Re: comments on latest MIME drafts

I'll also note that the MIME term "character set" is NOT the same
thing as the ISO term "coded character set".


What is the difference?

The RFC1345, where many MIME charsets are defined, follows ISO
terminology closely, and has the following definition of "charset":

   The ISO definition of the term "coded character set" is as follows:
   "A set of unambiguous rules that establishes a character set and the
   one-to-one relationship between the characters of the set and their
   coded representation." and this definition may be subject to
   different interpretations.

RFC 1345 is not a standards-track document, and is therefore
irrelevant to this discussion.  The RFC 1521 definition holds.


Not only does this RFC1345 definition disagree with the MIME definition of
character set, it also disagrees with the definition of "coded character set"
in "Character Sets Considered Harmful" (draft-ietf-html-charset-harmful-00.txt,
or simply CCH for the rest of this message).
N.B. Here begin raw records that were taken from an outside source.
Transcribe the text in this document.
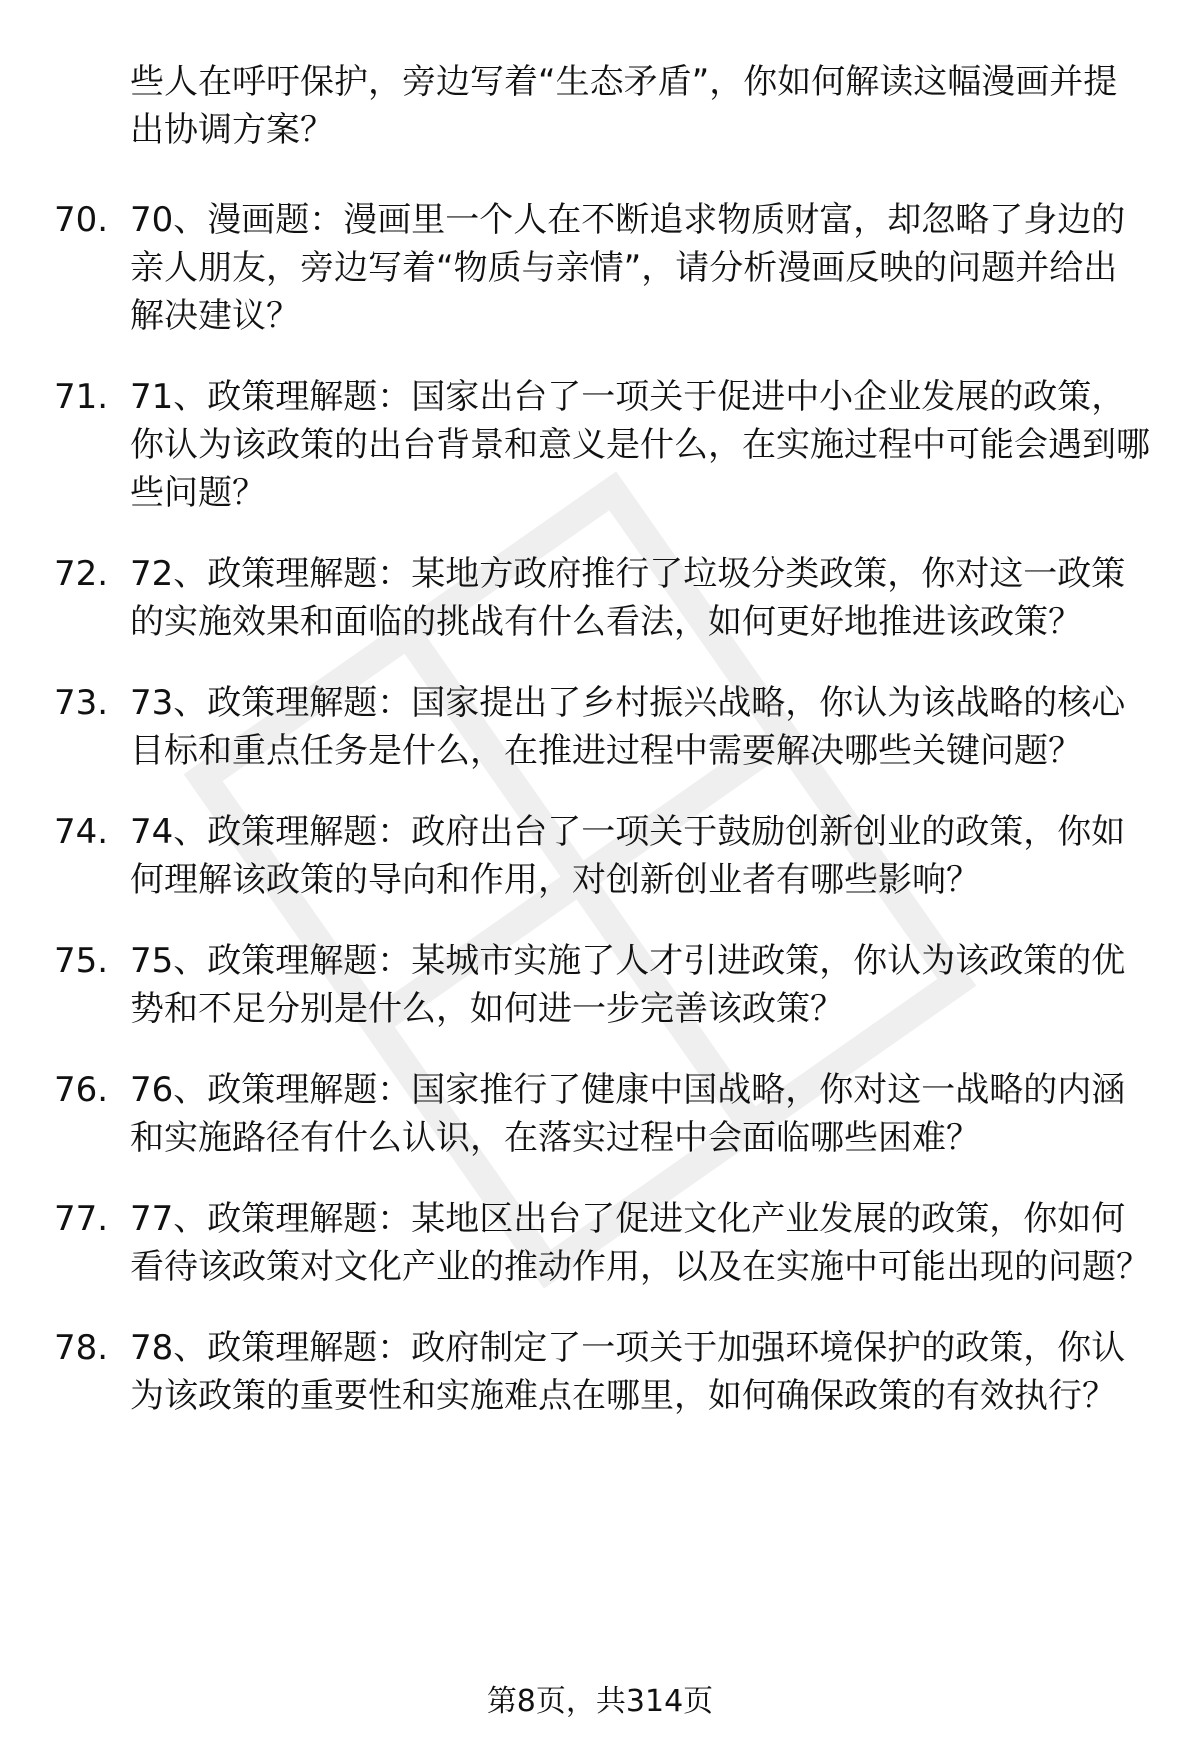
些人在呼吁保护，旁边写着“生态矛盾”，你如何解读这幅漫画并提出协调方案？
70. 70、漫画题：漫画里一个人在不断追求物质财富，却忽略了身边的亲人朋友，旁边写着“物质与亲情”，请分析漫画反映的问题并给出解决建议？
71. 71、政策理解题：国家出台了一项关于促进中小企业发展的政策，你认为该政策的出台背景和意义是什么，在实施过程中可能会遇到哪些问题？
72. 72、政策理解题：某地方政府推行了垃圾分类政策，你对这一政策的实施效果和面临的挑战有什么看法，如何更好地推进该政策？
73. 73、政策理解题：国家提出了乡村振兴战略，你认为该战略的核心目标和重点任务是什么，在推进过程中需要解决哪些关键问题？
74. 74、政策理解题：政府出台了一项关于鼓励创新创业的政策，你如何理解该政策的导向和作用，对创新创业者有哪些影响？
75. 75、政策理解题：某城市实施了人才引进政策，你认为该政策的优势和不足分别是什么，如何进一步完善该政策？
76. 76、政策理解题：国家推行了健康中国战略，你对这一战略的内涵和实施路径有什么认识，在落实过程中会面临哪些困难？
77. 77、政策理解题：某地区出台了促进文化产业发展的政策，你如何看待该政策对文化产业的推动作用，以及在实施中可能出现的问题？
78. 78、政策理解题：政府制定了一项关于加强环境保护的政策，你认为该政策的重要性和实施难点在哪里，如何确保政策的有效执行？
第8页，共314页
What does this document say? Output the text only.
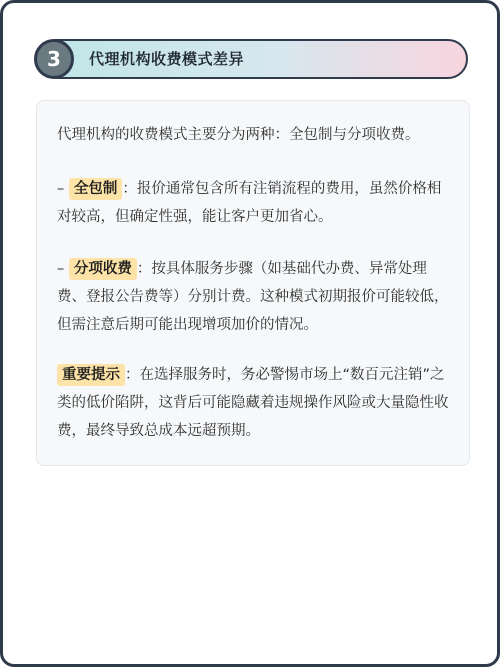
代理机构收费模式差异
3
代理机构的收费模式主要分为两种：全包制与分项收费。
– 全包制 ：报价通常包含所有注销流程的费用，虽然价格相对较高，但确定性强，能让客户更加省心。
– 分项收费 ：按具体服务步骤（如基础代办费、异常处理费、登报公告费等）分别计费。这种模式初期报价可能较低，但需注意后期可能出现增项加价的情况。
重要提示 ：在选择服务时，务必警惕市场上“数百元注销”之类的低价陷阱，这背后可能隐藏着违规操作风险或大量隐性收费，最终导致总成本远超预期。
CCH's definition of "coded character set" is as follows:

coded character set
     A function whose domain is a subset of the integers, and whose
     range is a set of characters.
 
It should be obvious that this is a completely different beast from Keld's, but
in case it isn't, the key difference is Keld's definition calls for a 1:1
mapping from characters to a coded representation. This doesn't allow for
characters with more than one coded representation. The CCH definition operates
in the other direction, saying that each integer in the set must map into a
character.

CCH is an attempt to arrive at consistent terminology for future IETF use. This
document's terminology is derived from a variety of sources, including ISO
specifications. (I don't know specifically where Keld's definition comes from.
It is quite possible that it originates in the ISO as well, since ISO
terminology is known to be inconsistent.)

According to CCH, MIME's "character sets" should have been called "character
encoding schemes" or, more simply, "character encodings". We didn't do this and
it is now too late to change in MIME. There is already a note about this
specific discrepancy in the MIME definition of a character set.

MIME does not require that there be a one-to-one relationship between
characters and their coded representation; it requires only that there
be a unique mapping *from* the coded representation of a sequence of
characters to those characters.


Quite correct, but this also glosses over the distinction between the CCH set
of integers and the sequence of octets in MIME. These are NOT the same --
mappings between them may exist, but they are still very different things.

Put another way, the CCH "character encoding scheme" and MIME's
"character set" give you all you need to get from octets to
characters. A coded character set only goes part way -- it gets you from
integers to characters, but you first have to get from octets to
integers.

                                Ned